Die Förderung ist gebunden an das Reformations-Projekt der nächsten drei Spielzeiten

Hamburg. Eine sehr gute Nachricht für die Hamburger Symphoniker, wenn nicht sogar eine kleine Sensation: Für das laufende Jahr bekommt das Orchester aus Bundesmitteln einen Zuschuss von 539 500 Euro - und das ist nur die erste Rate einer Projektförderung, die in den kommenden Jahren fortgesetzt werden soll. Das Fax mit der Zusage kam im perfekten Moment, gerade rechtzeitig vor Beginn der Pressekonferenz, in der Symphoniker-Intendant Daniel Kühnel das Angebot der kommenden Saison vorstellte. In weiser Voraussicht auf das 500. Reformationsjubiläum im Jahr 2017 - 1517 nagelte Martin Luther seine Thesen an die Wittenberger Schlosskirche - hat Kühnel ein langfristiges Programmkonzept für die nächsten drei Spielzeiten entworfen. Sie thematisieren den geistlichen und gesellschaftlichen Wandel, den Luthers Reformation nach sich zog, und berühren existenzielle Fragen des Menschseins. Für dieses musikalische Reformationsprojekt der Symphoniker hat Staatskulturminister Bernd Neumann nun zunächst die halbe Million lockergemacht; wie hoch der Betrag in den folgenden Jahren sein wird, durfte Kühnel noch nicht verraten.

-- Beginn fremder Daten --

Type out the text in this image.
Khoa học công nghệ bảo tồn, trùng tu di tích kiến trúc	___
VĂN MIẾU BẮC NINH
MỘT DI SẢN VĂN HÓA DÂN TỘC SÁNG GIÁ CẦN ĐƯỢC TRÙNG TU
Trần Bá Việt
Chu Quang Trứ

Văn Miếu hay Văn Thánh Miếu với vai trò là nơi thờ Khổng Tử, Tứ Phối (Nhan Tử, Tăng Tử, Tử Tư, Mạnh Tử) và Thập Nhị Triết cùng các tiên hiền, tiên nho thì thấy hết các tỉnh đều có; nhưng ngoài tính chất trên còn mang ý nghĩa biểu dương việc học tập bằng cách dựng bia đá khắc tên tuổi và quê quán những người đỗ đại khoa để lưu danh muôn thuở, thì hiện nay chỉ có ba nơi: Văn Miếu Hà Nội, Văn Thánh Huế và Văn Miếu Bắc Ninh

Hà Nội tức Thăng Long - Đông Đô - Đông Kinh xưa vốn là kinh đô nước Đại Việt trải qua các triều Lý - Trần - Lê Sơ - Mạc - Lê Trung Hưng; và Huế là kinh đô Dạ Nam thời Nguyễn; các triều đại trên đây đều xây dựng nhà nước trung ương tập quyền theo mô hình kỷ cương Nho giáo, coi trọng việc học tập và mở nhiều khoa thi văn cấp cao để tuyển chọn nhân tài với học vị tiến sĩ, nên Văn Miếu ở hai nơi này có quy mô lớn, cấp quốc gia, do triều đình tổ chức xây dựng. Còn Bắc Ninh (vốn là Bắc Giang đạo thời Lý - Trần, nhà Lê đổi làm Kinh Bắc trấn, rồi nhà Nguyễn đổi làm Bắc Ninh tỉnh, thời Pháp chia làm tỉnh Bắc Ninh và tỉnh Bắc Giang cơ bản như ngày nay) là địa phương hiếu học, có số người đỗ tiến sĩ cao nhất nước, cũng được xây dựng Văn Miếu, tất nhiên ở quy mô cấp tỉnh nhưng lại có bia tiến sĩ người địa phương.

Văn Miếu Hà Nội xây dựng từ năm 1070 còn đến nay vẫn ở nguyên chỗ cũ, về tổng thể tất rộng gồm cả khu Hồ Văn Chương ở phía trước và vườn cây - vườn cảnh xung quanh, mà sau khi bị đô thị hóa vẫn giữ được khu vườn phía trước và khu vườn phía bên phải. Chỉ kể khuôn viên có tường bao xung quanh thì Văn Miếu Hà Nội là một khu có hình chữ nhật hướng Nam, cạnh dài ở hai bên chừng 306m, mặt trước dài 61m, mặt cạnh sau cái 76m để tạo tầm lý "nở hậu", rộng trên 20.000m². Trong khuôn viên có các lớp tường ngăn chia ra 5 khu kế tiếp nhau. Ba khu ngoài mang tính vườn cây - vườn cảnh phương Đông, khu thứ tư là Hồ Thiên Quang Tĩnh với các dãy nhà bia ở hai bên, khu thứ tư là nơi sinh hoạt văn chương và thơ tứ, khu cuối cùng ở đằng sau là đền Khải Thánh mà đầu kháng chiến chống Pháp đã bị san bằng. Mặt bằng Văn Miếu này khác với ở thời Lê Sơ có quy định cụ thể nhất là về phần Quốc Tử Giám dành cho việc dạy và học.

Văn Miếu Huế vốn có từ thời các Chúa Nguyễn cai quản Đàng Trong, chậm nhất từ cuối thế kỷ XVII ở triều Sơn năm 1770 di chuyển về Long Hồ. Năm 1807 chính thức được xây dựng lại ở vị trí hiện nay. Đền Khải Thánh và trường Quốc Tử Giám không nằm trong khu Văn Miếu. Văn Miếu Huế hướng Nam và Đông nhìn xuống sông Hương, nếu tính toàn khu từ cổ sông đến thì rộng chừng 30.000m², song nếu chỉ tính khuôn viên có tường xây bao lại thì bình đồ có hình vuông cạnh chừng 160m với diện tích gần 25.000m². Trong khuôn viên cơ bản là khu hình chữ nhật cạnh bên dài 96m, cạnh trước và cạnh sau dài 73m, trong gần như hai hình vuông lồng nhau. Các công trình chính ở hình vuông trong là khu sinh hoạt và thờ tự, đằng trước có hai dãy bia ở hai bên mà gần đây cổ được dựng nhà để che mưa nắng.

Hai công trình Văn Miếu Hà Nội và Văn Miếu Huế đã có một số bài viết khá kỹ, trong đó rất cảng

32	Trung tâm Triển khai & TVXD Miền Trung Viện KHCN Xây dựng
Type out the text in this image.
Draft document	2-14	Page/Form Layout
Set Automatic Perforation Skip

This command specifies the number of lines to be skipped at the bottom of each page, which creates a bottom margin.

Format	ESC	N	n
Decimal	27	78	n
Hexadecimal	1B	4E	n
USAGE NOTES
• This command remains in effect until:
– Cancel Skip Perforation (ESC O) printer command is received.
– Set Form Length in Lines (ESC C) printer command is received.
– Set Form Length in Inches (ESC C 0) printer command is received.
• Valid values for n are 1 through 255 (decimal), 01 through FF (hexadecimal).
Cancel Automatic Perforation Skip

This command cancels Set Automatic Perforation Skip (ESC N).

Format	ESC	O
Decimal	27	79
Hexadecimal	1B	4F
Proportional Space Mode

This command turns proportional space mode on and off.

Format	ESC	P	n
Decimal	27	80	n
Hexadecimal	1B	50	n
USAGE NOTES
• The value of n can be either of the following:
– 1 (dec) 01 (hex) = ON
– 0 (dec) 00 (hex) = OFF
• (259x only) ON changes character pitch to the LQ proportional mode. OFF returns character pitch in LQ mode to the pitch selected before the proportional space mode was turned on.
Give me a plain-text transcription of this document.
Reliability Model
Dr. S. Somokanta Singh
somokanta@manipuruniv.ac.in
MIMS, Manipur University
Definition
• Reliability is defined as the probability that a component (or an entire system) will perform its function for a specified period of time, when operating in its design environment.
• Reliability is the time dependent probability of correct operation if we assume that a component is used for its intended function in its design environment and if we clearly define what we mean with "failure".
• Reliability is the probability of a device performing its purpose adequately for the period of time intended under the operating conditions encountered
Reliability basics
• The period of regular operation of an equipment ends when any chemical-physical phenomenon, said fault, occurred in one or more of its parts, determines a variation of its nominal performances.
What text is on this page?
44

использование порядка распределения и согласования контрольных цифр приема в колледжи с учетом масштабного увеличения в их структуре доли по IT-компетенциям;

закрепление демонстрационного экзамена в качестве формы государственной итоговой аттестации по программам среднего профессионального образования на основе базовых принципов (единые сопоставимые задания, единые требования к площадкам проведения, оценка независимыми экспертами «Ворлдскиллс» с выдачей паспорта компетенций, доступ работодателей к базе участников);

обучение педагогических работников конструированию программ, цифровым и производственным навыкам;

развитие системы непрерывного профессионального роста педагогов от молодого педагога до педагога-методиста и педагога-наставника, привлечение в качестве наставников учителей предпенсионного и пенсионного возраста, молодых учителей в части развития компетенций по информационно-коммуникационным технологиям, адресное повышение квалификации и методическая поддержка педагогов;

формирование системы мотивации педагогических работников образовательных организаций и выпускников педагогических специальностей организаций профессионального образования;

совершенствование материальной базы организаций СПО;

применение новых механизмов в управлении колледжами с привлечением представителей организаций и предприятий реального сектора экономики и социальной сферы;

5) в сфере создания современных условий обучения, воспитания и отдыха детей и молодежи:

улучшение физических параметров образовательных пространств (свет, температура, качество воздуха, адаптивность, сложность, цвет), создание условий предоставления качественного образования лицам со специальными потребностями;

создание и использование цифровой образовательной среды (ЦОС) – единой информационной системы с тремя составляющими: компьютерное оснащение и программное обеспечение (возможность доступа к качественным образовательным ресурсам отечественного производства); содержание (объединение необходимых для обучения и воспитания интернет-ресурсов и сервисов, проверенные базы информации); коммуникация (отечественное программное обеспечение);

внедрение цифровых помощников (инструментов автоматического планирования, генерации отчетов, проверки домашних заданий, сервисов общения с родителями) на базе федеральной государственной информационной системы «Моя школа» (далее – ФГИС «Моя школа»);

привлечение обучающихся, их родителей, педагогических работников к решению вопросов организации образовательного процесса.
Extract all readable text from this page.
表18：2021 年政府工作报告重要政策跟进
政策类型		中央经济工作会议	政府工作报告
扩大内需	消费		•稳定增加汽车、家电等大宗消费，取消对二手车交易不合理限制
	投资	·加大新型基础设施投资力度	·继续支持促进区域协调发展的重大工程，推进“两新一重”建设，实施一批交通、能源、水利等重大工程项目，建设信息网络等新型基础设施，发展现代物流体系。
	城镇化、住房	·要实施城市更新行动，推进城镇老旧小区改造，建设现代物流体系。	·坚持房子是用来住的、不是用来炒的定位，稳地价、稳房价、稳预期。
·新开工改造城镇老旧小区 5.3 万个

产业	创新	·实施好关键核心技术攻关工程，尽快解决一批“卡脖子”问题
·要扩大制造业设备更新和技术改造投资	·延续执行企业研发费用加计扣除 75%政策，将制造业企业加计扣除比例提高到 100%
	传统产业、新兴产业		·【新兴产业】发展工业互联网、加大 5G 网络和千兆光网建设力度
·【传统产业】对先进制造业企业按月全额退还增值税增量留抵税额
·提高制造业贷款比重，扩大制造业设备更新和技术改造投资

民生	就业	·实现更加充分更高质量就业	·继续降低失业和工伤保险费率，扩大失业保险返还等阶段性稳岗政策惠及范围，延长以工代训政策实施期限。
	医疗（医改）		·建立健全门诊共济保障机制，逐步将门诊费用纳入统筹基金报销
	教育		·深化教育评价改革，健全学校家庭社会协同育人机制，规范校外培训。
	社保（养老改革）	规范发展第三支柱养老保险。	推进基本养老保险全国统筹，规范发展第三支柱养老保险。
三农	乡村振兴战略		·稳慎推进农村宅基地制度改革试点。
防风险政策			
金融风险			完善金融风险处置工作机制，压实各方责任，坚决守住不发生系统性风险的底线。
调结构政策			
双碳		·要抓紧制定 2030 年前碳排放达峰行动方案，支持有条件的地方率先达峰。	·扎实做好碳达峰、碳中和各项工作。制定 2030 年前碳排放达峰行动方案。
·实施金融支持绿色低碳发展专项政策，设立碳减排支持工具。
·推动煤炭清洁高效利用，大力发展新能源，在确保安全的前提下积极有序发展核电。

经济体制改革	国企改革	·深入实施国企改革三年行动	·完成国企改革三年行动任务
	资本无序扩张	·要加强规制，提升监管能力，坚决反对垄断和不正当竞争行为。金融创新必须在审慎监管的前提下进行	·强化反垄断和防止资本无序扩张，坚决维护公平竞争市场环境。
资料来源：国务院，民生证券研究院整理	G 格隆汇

Die nächste Saison steht unter dem Motto "Transzendenz" und betrachtet die Welt vor der Zeit der Reformation. Zum Auftakt steht Edward Elgars "The Dream of Gerontius" auf dem Programm, ein Oratorium für Chor, Orchester und Solisten, in dem der bekennende Katholik Elgar einen Text des Kardinals John Henry Newman vertont hat. Dessen Gedicht beschreibt den Weg einer Seele nach dem Verlassen des Körpers, vom Todeslager bis zur Reinigung im Fegefeuer. Auch Wagners "Parsifal" ist von christlichen Symbolen und dem Streben nach Erlösung durchdrungen. Die Orchestermusik dieses wagnerschen "Bühnenweihfestspiels" trifft in einem Konzert mit dem Titel "Auferstanden" im März 2013 auf Elgars 2. Sinfonie. Beide Programme tragen die Handschrift von Jeffrey Tate. Der britische Maestro dirigiert sieben der zehn Symphoniekonzerte und wird dem Orchester also erhalten bleiben - auch wenn die Verlängerung seines Vertrags als Chef der Symphoniker noch nicht hundertprozentig in trockenen Tüchern ist, wie Kühnel berichtete.

Neben Tate stehen Dirigenten wie Philippe Jordan, Bernard Labadie und Peter Ruzicka am Pult des Orchesters, das auch wieder eine Reihe von spannenden Solisten zu Gast hat. Als "Artists in Residence" präsentieren die Symphoniker diesmal das Brüderpaar Simon und Markus Stockhausen. Die beiden Söhne des 2007 verstorbenen Neue-Musik-Gurus Karlheinz Stockhausen treten sowohl als Interpreten als auch mit eigenen Kompositionen in Erscheinung. Simons Auftragswerk "Windschatten" ist unter anderem durch Lesestoff aus der Luther-Zeit inspiriert; sein Bruder, der Trompeter Markus, regt das Orchester in dem Stück "Felder" zu Improvisationen an.

Dass Simon Stockhausens "Minimal Nightmare" am 1. September ausgerechnet auf dem Friedhof Ohlsdorf erklingt, hat atmosphärische Gründe und soll sicher kein schlechtes Omen sein. Von Grabesstimmung also keine Spur bei den Symphonikern, auch wenn Kühnel derzeit rund 500 000 Euro für die laufenden Betriebskosten fehlen. Daran ändert auch der Zuschuss vom Staatsminister nichts - der ist ausschließlich ans Programm gebunden.